Saturday, November 20, 2004

Point of View

The voyage of discovery is not in seeking new landscapes but in having new eyes.
Marcel Proust

How hard it is to change the filters through which we see the world and the events that happen to us. I hope you have fresh “new” eyes today and see all sorts of new landscapes in the familiar all around you.

3 comments:

Cuppa said...

Hi Alianora
Good to hear from you. I have lost contact with your page again. Did you start a new one?
Life continues to weave and spin in wonderous circles and keep me on my toes these days. I "dance" a little, "rest" a little, and through it all, try to keep moving forward. Hope your life is a balance of this too, and you are enjoying your "voyage of discovery". Take care.

Lynn said...

In part two, chapter two of Proust's Sodom and Gomorrah, volume four of In Search of Lost Time, the narrator goes to an afternoon party at the Verderins. The narrator is always going to dinner parties, but that sets the scene for many of his best observations and most penetrating philosophical asides.
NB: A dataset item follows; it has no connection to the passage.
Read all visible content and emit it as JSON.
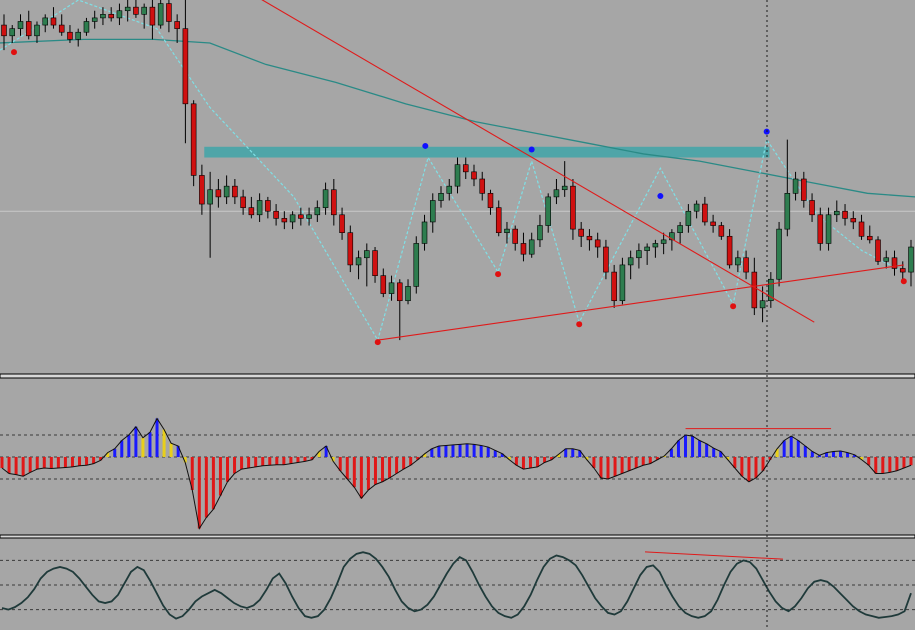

The Baron de Charlus, a man of incredible wealth, lineage, social prestige, and eccentricity shows up at the party. The Verderins are not familiar with him. They are about to seat their guests at the table. Proust describes the scene as follows.


Mme. Verdurin whispered in her husband”s ear: “Shall I offer my arm to the Baron de Charlus? As you’ll have Mme. de Cambremer on your right, we might divide the higher in rank” (meaning that M. de Cambremer was a marquis), “M. de Charlus is, after all, his inferior.” “Very well, I shall put him beside the Princess.”


Of course, M. de Charlus is of haut St. Germain society and would not normally lower himself to go to a party at the Verderins unless he was vacationing in the country and chasing a male lover. The narrator who knows M. de Charlus well from St. Germain society is surprised to see him there, but he knows what is going on and we who are the narrator’s guests do too.

The moral might be, not only is it fun and exciting to see with new eyes, but it is sometimes necessary to avoid embarrassment.

Thanks for the quotation. I think I’ll read some Proust over the holidays. I couldn’t give myself a better gift.

Lynn said...

Thanks for the tip on "The Proust Project". It sounds really good. I'll keep my eye open for it.